Antibiotics are widely used to treat bacteria infections, but overusing them has lead to bacteria becoming resistant. To address this problem we've been working on developing antibacterial metallic nanocomposites, which make it tough for bacteria to develop resistance mechanisms. The advantage of this protocol is that it is a low-cost and easy method for making GO/copper nanocomposites compared to other protocols.
This makes it practical for large scale production, which is great for commercial use. Also, our method doesn't need extra surfactants or capping agents, making it an option for biomedical applications. Our group is focused on developing biocompatible metal nanocomposites for a wound infection treatment.
Therefore, we are working on coating these nanocomposites onto surfaces or using them to deliver drugs, aiming to effectively eradicate antibiotic-resistant bacteria and their biofilms in real-world infection scenarios. To begin, prepare 10 milliliters of one milligram per milliliter graphene oxide, or GO, suspension in a glass bottle. Sonicate the GO suspension for one hour until the GO is well dispersed in distilled water.
Prepare a 20 millimolar cupric chloride solution in a glass vial and sonicate the solution until cupric chloride is well dispersed in distilled water. Next, add 10 milliliters of the 20 millimolar cupric chloride solution to the GO suspension and sonicate the mixture at 70 degrees Celsius for one hour. Prepare a 20 millimolar sodium borohydride solution in a chemical fume hood immediately before use.
Add 20 milliliters of the solution to the GO and cupric chloride mixture while stirring with a magnetic bar at 200 rpm. Then transfer the mixture to a centrifuge tube and spin it at 23, 000 x g for 10 minutes at room temperature. Discard the supernatant after centrifugation to wash the GO/copper nanocomposite mixture.
Resuspend it with 10 milliliters of distilled water and sonicate the solution to disperse the precipitate evenly. Next, centrifuge the solution again at 23, 000 x g for 10 minutes at room temperature and remove the supernatant. Then add one milliliter of distilled water to the nano composites and sonicate the mixture to disperse the sediment evenly throughout the liquid phase.
After transferring the sonicated mixture to another tube, freeze dry the solution at 60 degrees Celsius under a vacuum overnight until the nanocomposites are completely dry. Store the nanocomposite powder at 20 degrees Celsius until use. Transmission and scanning electron microscopy images confirmed the growth of heterogeneous copper nanoparticles on the GO sheets, and energy dispersive X-ray spectroscopy mapping verified that the particles were copper nanoparticles.
To begin, prepare the graphene oxide copper nanocomposites. On day one, inoculate one colony of the bacteria from the agar plate into 10 milliliters of broth using a loop. Incubate the broth at 37 degrees Celsius using a shaking incubator set at 200 rpm for 24 hours.

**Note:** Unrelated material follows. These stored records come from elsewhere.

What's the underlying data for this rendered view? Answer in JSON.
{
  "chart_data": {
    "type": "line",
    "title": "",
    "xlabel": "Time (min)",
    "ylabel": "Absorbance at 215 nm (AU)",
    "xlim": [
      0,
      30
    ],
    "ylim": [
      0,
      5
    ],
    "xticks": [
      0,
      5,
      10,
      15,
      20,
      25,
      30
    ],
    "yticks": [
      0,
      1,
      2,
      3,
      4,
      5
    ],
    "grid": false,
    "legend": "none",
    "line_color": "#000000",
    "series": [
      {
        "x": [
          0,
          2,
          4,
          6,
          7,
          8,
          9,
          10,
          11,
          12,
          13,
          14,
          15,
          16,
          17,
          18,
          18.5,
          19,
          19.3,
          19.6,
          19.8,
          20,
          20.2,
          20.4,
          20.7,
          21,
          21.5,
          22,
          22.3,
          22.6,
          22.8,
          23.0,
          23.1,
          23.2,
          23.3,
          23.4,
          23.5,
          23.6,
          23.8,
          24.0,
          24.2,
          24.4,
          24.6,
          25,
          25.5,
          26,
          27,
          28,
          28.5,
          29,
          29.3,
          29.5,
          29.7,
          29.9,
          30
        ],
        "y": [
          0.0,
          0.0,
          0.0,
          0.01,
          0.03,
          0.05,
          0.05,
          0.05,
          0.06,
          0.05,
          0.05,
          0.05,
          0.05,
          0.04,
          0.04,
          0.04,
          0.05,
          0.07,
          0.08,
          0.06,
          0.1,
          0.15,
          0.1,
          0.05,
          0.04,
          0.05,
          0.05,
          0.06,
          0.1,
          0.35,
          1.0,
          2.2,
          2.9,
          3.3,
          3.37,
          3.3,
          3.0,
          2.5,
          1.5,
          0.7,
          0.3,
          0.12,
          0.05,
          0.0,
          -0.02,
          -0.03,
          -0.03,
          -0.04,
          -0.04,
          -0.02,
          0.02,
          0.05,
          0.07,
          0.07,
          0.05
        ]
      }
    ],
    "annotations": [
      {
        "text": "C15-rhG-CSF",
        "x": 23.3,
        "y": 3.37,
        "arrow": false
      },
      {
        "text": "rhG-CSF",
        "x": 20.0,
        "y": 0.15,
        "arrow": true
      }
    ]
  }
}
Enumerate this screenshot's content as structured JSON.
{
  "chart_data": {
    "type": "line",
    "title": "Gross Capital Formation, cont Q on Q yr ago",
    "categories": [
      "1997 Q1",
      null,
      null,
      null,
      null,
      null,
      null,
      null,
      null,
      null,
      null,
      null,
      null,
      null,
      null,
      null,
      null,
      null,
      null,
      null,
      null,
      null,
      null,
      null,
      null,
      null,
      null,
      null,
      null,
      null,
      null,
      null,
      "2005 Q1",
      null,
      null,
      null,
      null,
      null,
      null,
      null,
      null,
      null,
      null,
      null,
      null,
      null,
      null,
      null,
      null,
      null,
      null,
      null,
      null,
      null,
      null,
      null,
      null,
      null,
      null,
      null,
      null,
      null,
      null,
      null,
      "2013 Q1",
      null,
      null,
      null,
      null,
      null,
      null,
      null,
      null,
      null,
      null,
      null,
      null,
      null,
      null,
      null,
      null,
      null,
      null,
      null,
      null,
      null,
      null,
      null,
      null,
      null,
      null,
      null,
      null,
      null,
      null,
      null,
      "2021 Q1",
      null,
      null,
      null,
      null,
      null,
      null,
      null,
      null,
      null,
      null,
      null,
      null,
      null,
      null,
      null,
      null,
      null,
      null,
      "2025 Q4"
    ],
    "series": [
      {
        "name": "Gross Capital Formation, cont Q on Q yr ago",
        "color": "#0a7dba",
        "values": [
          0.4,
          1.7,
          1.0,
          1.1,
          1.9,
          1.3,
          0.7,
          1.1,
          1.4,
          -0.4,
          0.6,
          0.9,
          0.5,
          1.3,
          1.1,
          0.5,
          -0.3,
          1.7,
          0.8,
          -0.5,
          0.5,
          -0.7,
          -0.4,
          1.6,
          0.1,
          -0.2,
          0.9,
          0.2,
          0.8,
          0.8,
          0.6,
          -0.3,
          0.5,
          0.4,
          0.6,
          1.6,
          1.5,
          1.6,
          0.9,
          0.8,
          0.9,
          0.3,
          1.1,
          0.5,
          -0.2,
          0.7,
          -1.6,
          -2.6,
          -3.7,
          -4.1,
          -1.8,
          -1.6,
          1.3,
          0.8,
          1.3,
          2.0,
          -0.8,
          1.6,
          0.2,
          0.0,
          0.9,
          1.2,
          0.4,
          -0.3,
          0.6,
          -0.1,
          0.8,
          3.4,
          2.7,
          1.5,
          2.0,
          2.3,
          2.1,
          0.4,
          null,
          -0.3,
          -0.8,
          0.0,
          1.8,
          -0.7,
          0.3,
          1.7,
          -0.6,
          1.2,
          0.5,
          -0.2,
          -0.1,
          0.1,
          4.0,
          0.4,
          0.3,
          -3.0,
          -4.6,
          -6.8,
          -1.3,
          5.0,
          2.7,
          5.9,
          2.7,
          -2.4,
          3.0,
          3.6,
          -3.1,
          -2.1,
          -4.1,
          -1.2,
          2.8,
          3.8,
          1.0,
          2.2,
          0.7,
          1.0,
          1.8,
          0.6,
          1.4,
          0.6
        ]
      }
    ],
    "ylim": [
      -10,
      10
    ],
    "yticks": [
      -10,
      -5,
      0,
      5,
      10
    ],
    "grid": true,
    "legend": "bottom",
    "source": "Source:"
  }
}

On day two, dilute the nanocomposite mixture using DPBS to obtain three different concentrations and prepare the control solutions for the experiment. Then dispense 100 microliters of the nanocomposite suspension and control solutions into 96-well plates. Based on the CFUs, dilute the bacterial suspension to 1 x 10 to the power of six CFU per milliliter in tryptic soy broth.
Inoculate 100 microliters of the diluted bacterial suspension into the sample wells in the 96 well plate and incubate the plate at 37 degrees Celsius in a shaking incubator Set at 200 rpm for 24 hours. On day three, vigorously mix the sample and bacterial suspensions with a 200 microliter micropipet before serially diluting the sample bacteria mixture tenfold with sterile distilled water. Then spread 100 microliters of the diluted bacterial suspension on an agar plate with a spreader and incubate the plate at 37 degrees Celsius for 24 hours.
On day four, count the bacterial colonies and determine the CFU values to confirm the antibacterial activity of the nanocomposites using the equation. The nanocomposites demonstrated significant antibacterial efficacy against methicillin-resistant Staphylococcus aureus and Pseudomonas aeruginosa, eradicating 99.8%and 84.7%of those bacteria, respectively, at 500 micrograms per milliliter concentration.